Don’t hold on to the things that hold you back
If a person were bound by ropes and were struggling for freedom, we would expect them to break the ropes, not hold on to them.
Such illogical holding on to the things that hold one back is most graphically evident in addicts, who deem as life’s most important thing the very substance that makes their life unproductive and miserable. Their addiction dominates their life and obstructs them in developing whatever abilities they have and making corresponding contributions.
This principle of holding what holds us back applies to not just addicts but everyone – just that our attachments may be less evident or damaging. Our failing may not be a substance at all. It may even be a belief, a self-deluding misconception about something. While specific misbeliefs may disempower us in specific ways, we often have a generic misbelief that chokes our capacity to go ahead in life towards our full potential.
That generic misbelief is materialism, the notion that pleasure is found only in material things. Worldly things offer some pleasure, but obsessing over them traps us in material consciousness. Such consciousness blinds us to life’s higher purposes and numbs us to spiritual joys. The Bhagavad-gita (02.44) cautions that attachment to sensual indulgence erodes the determination necessary for spiritual growth.

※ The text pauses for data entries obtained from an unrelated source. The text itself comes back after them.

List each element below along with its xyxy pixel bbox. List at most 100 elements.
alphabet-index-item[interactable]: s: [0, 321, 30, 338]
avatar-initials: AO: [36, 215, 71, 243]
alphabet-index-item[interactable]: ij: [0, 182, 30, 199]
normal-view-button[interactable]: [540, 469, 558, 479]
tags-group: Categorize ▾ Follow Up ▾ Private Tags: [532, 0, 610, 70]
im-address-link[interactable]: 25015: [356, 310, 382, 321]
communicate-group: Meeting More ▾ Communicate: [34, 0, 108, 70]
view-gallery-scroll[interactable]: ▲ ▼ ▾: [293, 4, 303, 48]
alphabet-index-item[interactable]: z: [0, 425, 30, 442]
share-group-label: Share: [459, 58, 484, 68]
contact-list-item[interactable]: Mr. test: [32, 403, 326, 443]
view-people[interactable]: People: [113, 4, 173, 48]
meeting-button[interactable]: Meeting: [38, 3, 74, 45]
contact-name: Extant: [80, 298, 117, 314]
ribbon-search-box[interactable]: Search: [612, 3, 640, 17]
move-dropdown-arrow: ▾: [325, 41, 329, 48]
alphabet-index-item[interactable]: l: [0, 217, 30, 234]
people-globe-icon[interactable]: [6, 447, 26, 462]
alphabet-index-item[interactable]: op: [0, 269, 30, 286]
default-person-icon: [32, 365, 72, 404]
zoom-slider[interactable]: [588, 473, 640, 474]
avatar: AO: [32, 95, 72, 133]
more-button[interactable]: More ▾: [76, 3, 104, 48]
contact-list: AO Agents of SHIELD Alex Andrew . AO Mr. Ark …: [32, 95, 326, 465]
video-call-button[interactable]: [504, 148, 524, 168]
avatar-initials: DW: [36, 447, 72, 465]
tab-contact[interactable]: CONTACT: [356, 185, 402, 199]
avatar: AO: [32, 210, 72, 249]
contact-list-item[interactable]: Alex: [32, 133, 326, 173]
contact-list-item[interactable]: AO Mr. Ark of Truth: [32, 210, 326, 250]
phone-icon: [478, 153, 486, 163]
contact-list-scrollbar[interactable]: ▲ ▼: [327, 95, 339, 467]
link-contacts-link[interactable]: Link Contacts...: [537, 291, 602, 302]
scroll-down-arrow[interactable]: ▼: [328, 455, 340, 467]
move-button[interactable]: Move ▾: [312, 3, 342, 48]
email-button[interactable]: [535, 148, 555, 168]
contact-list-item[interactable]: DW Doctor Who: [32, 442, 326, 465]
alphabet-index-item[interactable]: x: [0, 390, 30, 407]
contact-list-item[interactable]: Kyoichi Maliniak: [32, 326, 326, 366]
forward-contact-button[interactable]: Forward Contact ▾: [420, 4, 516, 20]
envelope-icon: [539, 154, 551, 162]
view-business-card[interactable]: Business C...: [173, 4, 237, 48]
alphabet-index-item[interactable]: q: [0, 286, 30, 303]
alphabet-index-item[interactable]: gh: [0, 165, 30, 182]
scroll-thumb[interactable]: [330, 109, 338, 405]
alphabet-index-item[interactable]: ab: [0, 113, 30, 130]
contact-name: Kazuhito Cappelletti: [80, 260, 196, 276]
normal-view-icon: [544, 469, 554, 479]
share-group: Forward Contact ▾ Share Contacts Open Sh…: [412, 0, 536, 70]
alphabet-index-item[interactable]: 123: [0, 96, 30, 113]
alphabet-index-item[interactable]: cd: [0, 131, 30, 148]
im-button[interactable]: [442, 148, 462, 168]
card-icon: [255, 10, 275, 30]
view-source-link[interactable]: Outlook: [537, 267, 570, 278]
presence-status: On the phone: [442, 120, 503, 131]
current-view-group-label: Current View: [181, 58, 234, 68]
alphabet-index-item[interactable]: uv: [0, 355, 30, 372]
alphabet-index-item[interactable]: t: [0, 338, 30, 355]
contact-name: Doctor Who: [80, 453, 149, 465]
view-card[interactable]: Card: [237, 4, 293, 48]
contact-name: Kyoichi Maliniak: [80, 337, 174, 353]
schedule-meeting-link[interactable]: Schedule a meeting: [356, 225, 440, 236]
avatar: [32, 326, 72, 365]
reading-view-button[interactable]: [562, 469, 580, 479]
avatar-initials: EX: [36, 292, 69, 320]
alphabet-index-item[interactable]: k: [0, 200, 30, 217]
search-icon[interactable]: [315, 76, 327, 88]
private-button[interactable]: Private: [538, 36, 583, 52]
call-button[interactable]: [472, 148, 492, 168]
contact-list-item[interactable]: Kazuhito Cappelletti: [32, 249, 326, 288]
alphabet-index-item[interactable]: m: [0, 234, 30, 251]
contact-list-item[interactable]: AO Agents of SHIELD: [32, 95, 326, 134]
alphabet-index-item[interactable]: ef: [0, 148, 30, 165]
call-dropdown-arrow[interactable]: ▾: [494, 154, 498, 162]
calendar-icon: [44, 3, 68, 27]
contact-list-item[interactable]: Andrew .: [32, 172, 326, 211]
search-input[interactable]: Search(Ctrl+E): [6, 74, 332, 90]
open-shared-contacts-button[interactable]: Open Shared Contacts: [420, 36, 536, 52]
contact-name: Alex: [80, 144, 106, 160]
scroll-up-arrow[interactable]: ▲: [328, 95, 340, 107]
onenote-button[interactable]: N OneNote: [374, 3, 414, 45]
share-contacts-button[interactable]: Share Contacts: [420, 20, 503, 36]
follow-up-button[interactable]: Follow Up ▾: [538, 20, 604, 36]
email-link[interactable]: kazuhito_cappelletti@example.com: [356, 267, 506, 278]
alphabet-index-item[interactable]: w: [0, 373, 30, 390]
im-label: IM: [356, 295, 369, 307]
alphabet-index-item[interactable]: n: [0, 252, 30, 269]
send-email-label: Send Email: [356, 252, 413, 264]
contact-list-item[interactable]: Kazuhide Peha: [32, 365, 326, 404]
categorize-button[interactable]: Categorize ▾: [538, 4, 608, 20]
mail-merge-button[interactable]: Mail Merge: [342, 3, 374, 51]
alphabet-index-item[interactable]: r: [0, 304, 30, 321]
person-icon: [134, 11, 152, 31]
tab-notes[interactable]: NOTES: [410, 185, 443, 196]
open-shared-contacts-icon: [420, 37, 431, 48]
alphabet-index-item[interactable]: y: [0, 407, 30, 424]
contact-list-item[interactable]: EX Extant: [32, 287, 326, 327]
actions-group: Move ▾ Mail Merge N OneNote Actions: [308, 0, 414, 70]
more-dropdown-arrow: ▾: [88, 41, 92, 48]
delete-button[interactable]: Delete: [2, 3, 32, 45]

To achieve our full potential for contribution and satisfaction, we need to redefine our conceptions of happiness. The Gita explains that we are at our core souls. We are the eternal parts of Krishna, the all-attractive source of all pleasure. By connecting with him through bhakti-yoga, we can find lasting fulfillment in loving service to him.
By holding on to him through inner remembrance and outer service, we can let go of the things that hold us back and grow towards making meaningful contribution and finding lasting satisfaction.